Indeed, the EU’s own plans recognise the need to complement rather than replace private capital, using innovative regulatory structures. At the launch of its clean hydrogen road map earlier this month, Frans Timmermans, the EU’s Green Deal chief, specifically cautioned that support funds should avoid duplicating the activities of the private sector. Instead, the plan aims to encourage private investment through measures including contracts-for-difference that compensate investors for fluctuations in carbon prices. 

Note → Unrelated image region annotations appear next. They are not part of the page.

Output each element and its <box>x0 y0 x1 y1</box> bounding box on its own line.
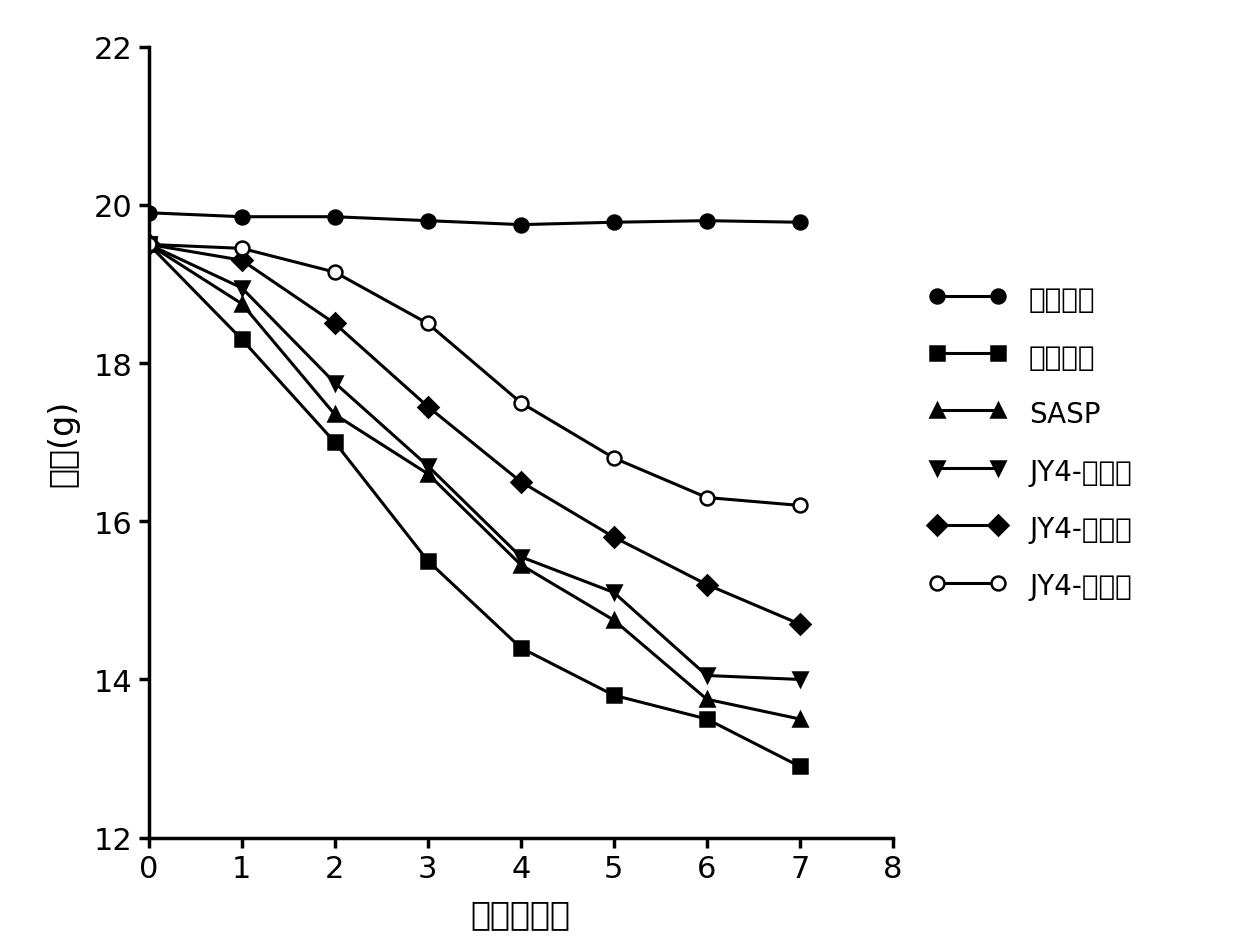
Line: JY4-高剂量: JY4-高剂量 <box>141 238 807 513</box>
JY4-低剂量 <box>234 283 249 294</box>
正常对照 <box>327 211 342 223</box>
Legend: 正常对照, 模型对照, SASP, JY4-低剂量, JY4-中剂量, JY4-高剂量: 正常对照, 模型对照, SASP, JY4-低剂量, JY4-中剂量, JY4-… <box>929 285 1132 601</box>
JY4-中剂量 <box>420 402 435 413</box>
SASP <box>141 240 156 251</box>
JY4-高剂量 <box>141 240 156 251</box>
模型对照 <box>606 690 621 702</box>
JY4-中剂量 <box>699 579 714 590</box>
正常对照 <box>792 217 807 228</box>
Line: JY4-低剂量: JY4-低剂量 <box>141 238 807 686</box>
SASP <box>420 468 435 480</box>
SASP <box>699 694 714 705</box>
JY4-低剂量 <box>792 674 807 685</box>
Line: 正常对照: 正常对照 <box>141 207 807 232</box>
JY4-低剂量 <box>327 378 342 389</box>
正常对照 <box>513 220 528 231</box>
JY4-低剂量 <box>606 587 621 599</box>
SASP <box>327 409 342 421</box>
正常对照 <box>234 211 249 223</box>
JY4-高剂量 <box>420 318 435 330</box>
模型对照 <box>792 761 807 772</box>
正常对照 <box>141 208 156 219</box>
模型对照 <box>420 556 435 567</box>
模型对照 <box>327 437 342 448</box>
JY4-中剂量 <box>606 532 621 544</box>
JY4-中剂量 <box>327 318 342 330</box>
JY4-中剂量 <box>513 476 528 487</box>
SASP <box>606 615 621 626</box>
JY4-高剂量 <box>699 492 714 504</box>
JY4-中剂量 <box>234 255 249 267</box>
SASP <box>234 299 249 310</box>
模型对照 <box>699 714 714 725</box>
模型对照 <box>513 643 528 654</box>
JY4-中剂量 <box>792 619 807 630</box>
SASP <box>792 714 807 725</box>
JY4-高剂量 <box>513 398 528 409</box>
JY4-中剂量 <box>141 240 156 251</box>
Line: JY4-中剂量: JY4-中剂量 <box>141 238 807 631</box>
JY4-高剂量 <box>234 244 249 255</box>
JY4-高剂量 <box>792 500 807 511</box>
模型对照 <box>141 240 156 251</box>
JY4-低剂量 <box>420 461 435 472</box>
JY4-低剂量 <box>141 240 156 251</box>
JY4-高剂量 <box>606 453 621 465</box>
JY4-低剂量 <box>699 670 714 682</box>
Line: SASP: SASP <box>141 238 807 726</box>
Line: 模型对照: 模型对照 <box>141 238 807 774</box>
Y-axis label: 体重(g): 体重(g) <box>46 399 79 486</box>
JY4-高剂量 <box>327 268 342 279</box>
模型对照 <box>234 334 249 346</box>
正常对照 <box>606 217 621 228</box>
SASP <box>513 560 528 571</box>
正常对照 <box>699 216 714 228</box>
X-axis label: 时间（天）: 时间（天） <box>471 897 570 930</box>
正常对照 <box>420 216 435 228</box>
JY4-低剂量 <box>513 551 528 563</box>
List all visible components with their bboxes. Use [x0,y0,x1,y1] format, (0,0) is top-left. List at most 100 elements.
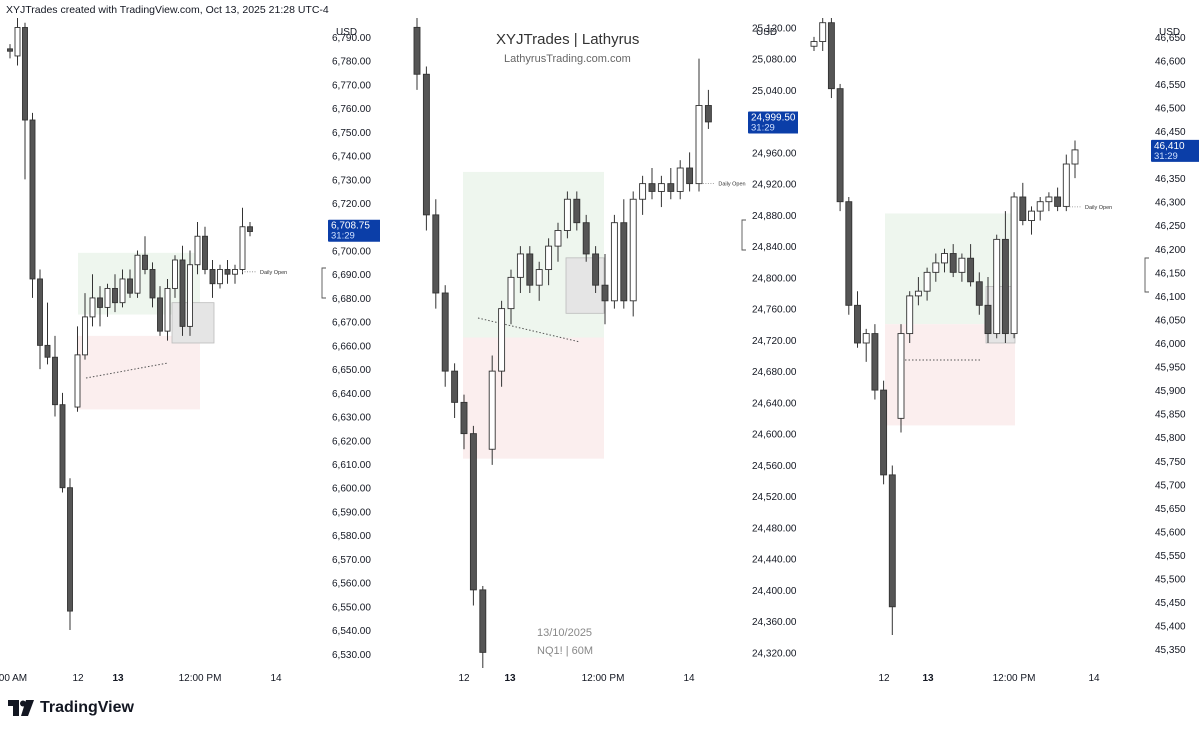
candle-body[interactable] [67,487,73,612]
candle-body[interactable] [127,278,133,294]
candle-body[interactable] [179,259,186,327]
candle-body[interactable] [676,167,684,192]
candle-body[interactable] [639,183,647,200]
chart-panel-ym[interactable]: Daily Open USD 46,650 46,600 46,550 46,500 46,… [808,18,1199,686]
candle-body[interactable] [119,278,126,304]
candle-body[interactable] [187,264,193,327]
candle-body[interactable] [810,41,818,47]
chart-panel-spx[interactable]: Daily Open USD 6,790.00 6,780.00 6,770.00 6,7… [0,18,380,686]
candle-body[interactable] [667,183,675,192]
candle-body[interactable] [149,269,156,299]
candle-body[interactable] [22,27,28,121]
candle-body[interactable] [906,295,914,335]
candle-body[interactable] [479,589,487,653]
candle-body[interactable] [14,27,21,57]
candle-body[interactable] [7,48,13,52]
candle-body[interactable] [104,287,111,308]
candle-body[interactable] [897,333,905,419]
candle-body[interactable] [880,389,888,476]
candle-body[interactable] [836,88,844,203]
candle-body[interactable] [827,22,835,90]
candle-body[interactable] [914,290,922,297]
candle-body[interactable] [97,297,103,308]
candle-body[interactable] [958,257,966,273]
candle-body[interactable] [239,226,246,270]
candle-body[interactable] [202,235,208,270]
candle-body[interactable] [52,356,58,406]
candle-body[interactable] [1028,210,1035,221]
candle-body[interactable] [498,308,506,372]
last-price-tag[interactable] [328,219,380,242]
candle-body[interactable] [629,198,637,302]
chart-panel-nq[interactable]: Daily Open USD 25,120.00 25,080.00 25,040.00… [400,18,798,686]
candle-body[interactable] [862,333,870,344]
candle-body[interactable] [582,222,590,255]
candle-body[interactable] [89,297,96,318]
candle-body[interactable] [172,259,178,289]
candle-body[interactable] [888,474,896,608]
candle-body[interactable] [686,167,694,185]
candle-body[interactable] [451,370,459,403]
candle-body[interactable] [224,269,231,275]
candle-body[interactable] [819,22,827,43]
candle-body[interactable] [704,105,712,123]
candle-body[interactable] [601,284,609,302]
last-price-tag[interactable] [748,111,798,134]
candle-body[interactable] [74,354,81,408]
candle-body[interactable] [949,253,957,273]
candle-body[interactable] [1045,196,1053,203]
candle-body[interactable] [573,198,581,224]
candle-body[interactable] [1019,196,1027,221]
candle-body[interactable] [1054,196,1062,207]
candle-body[interactable] [507,276,515,310]
candle-body[interactable] [112,287,118,304]
candle-body[interactable] [657,183,665,192]
candle-body[interactable] [441,292,449,372]
candle-body[interactable] [932,262,940,273]
candle-body[interactable] [432,214,440,294]
candle-body[interactable] [1071,149,1079,165]
candle-body[interactable] [545,245,553,271]
candle-body[interactable] [1062,163,1070,207]
candle-body[interactable] [194,235,201,266]
candle-body[interactable] [526,253,534,286]
candle-body[interactable] [1010,196,1018,335]
candle-body[interactable] [1036,201,1044,212]
candle-body[interactable] [217,269,223,285]
candle-body[interactable] [44,344,51,358]
candle-body[interactable] [967,257,975,283]
candle-body[interactable] [695,105,703,185]
candle-body[interactable] [247,226,253,232]
candle-body[interactable] [975,281,983,306]
candle-body[interactable] [422,73,430,216]
candle-body[interactable] [29,119,36,280]
candle-body[interactable] [845,201,853,306]
candle-body[interactable] [142,254,148,270]
candle-body[interactable] [209,269,216,285]
candle-body[interactable] [413,26,421,75]
candle-body[interactable] [923,271,931,292]
candle-body[interactable] [469,433,477,591]
candle-body[interactable] [37,278,43,346]
candle-body[interactable] [488,370,496,450]
candle-body[interactable] [648,183,656,192]
candle-body[interactable] [516,253,524,278]
tradingview-logo[interactable]: TradingView [8,699,134,717]
candle-body[interactable] [232,269,238,275]
candle-body[interactable] [620,222,628,302]
candle-body[interactable] [134,254,141,294]
last-price-tag[interactable] [1151,139,1199,162]
candle-body[interactable] [460,401,468,435]
candle-body[interactable] [941,253,948,264]
candle-body[interactable] [535,269,543,286]
candle-body[interactable] [82,316,88,356]
candle-body[interactable] [1001,238,1009,335]
candle-body[interactable] [610,222,618,302]
candle-body[interactable] [592,253,600,286]
candle-body[interactable] [164,287,171,332]
candle-body[interactable] [993,238,1001,335]
candle-body[interactable] [59,404,66,489]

People walk past solar panels mounted on the roof of a building in Bihar, India, where many people lack basic power supplies © Bloomberg

Major investors have publicly thrown their weight behind green recovery goals. In June, investors managing a combined $12tn called for a green EU recovery plan; in July, major banks including Goldman Sachs and JPMorgan joined a Rocky Mountain Institute-led initiative to align their portfolio of lending and investments towards asset owners who are determined to reduce their carbon footprints. 

Investors can play a “catalytic role” in changing industries’ behaviour, says Rebecca Henderson, a Harvard Business School academic and author of Reimagining Capitalism in a World on Fire. Large investors, she adds, “can collude for the common good” by enforcing self-regulatory agreements and standards. 

Beyond providing capital to investment-grade projects, specialised investors such as the Bill Gates-led Breakthrough Energy Ventures are also taking riskier bets on potentially transformative technologies. For instance, there is rising interest in carbon capture, hydrogen, next-generation batteries and advanced nuclear technologies. 

Brian Trelstad, a partner at Bridges Fund Management, emphasises the value of learning from investing failures. He observes that the clean-tech bubble of the 1990s “tainted environmental investing for almost a generation” in many failures of a boom that “was early for the market”.

Times have changed — but there must still be room for mistakes, he says. “There will be bad bets made . . . but we are going to need to train people in becoming good investors in the Green New Deal and the opportunities that emerge.”